You don't need to look farther than the Fortune 500 to understand the massive impact of digital transformation on modern business.

Approximately sixty percent of the companies on that list in the mid-1990s are no longer there today, just twenty years later. These were some of the largest companies in the world.

But many of them couldn't retain their status because they missed the transition to the Internet. They were too slow to react. Meanwhile, other companies emerged to take their place – think Google, Amazon, Facebook. They were born from the Internet movement. And their approach to digital transformation illustrates a major paradigm shift for modern businesses.

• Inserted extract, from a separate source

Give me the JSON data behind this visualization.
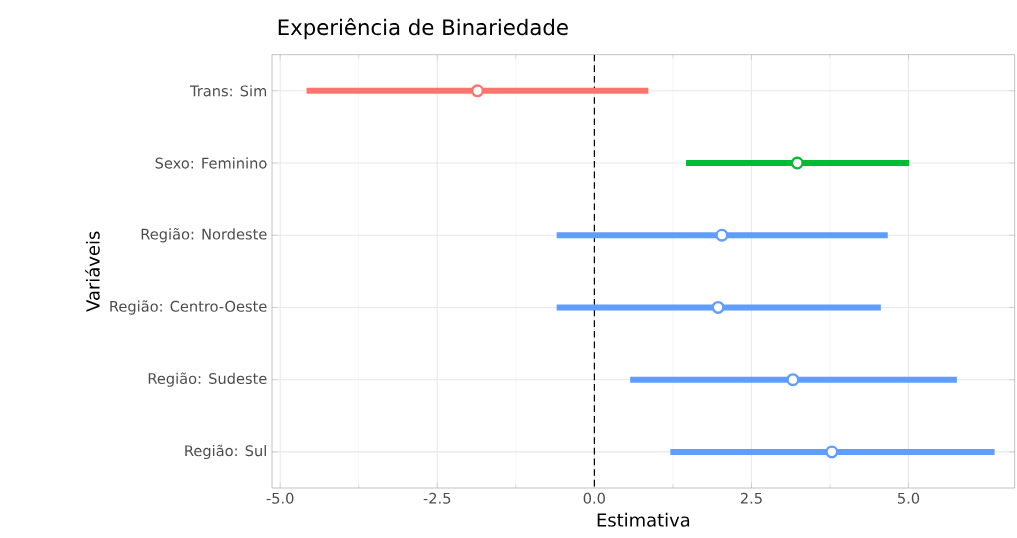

Looking back on the changes of the last two decades, we can see that networks were at the center of the disruption that swept through every industry twenty years ago with the introduction of the Internet. And they're the driving force behind the disruption sweeping through every industry today.

Networks are the foundation of our modern economy. They aren't just critical infrastructure, they can be the difference between making the transition to this new era of digital business, and becoming irrelevant.

Still, as I talk to both CIOs and network administrators, what I hear frequently is that they view the network as an inhibitor to achieving the business agility that they recognize as being fundamental to digital transformation.

It's true that network complexity and the sheer pace of network traffic growth is increasing far more rapidly than we have ever seen in the past. In fact, global data center traffic is expected to grow by more than 300% over the next five years – that's a daunting number.

Customers I talk to understand what's coming at them in terms of network demands, and they're concerned about it, but they are often unsure of how to navigate it. They know that network reliability, performance and scalability are still critical, but now they have additional concerns:

  • How can I better understand and serve the applications using my network?
  • How can I plan network capacity more proactively?
  • How can I remediate failures more quickly to address ever more strict SLAs?
  • How can I pinpoint security problems in my network?

These aren't small issues; they can be major challenges for network designers and operators. The good news is that greaternetwork visibility can help address many of these concerns, and with today's silicon and software technology, enhanced visibility can be embedded natively within the network itself.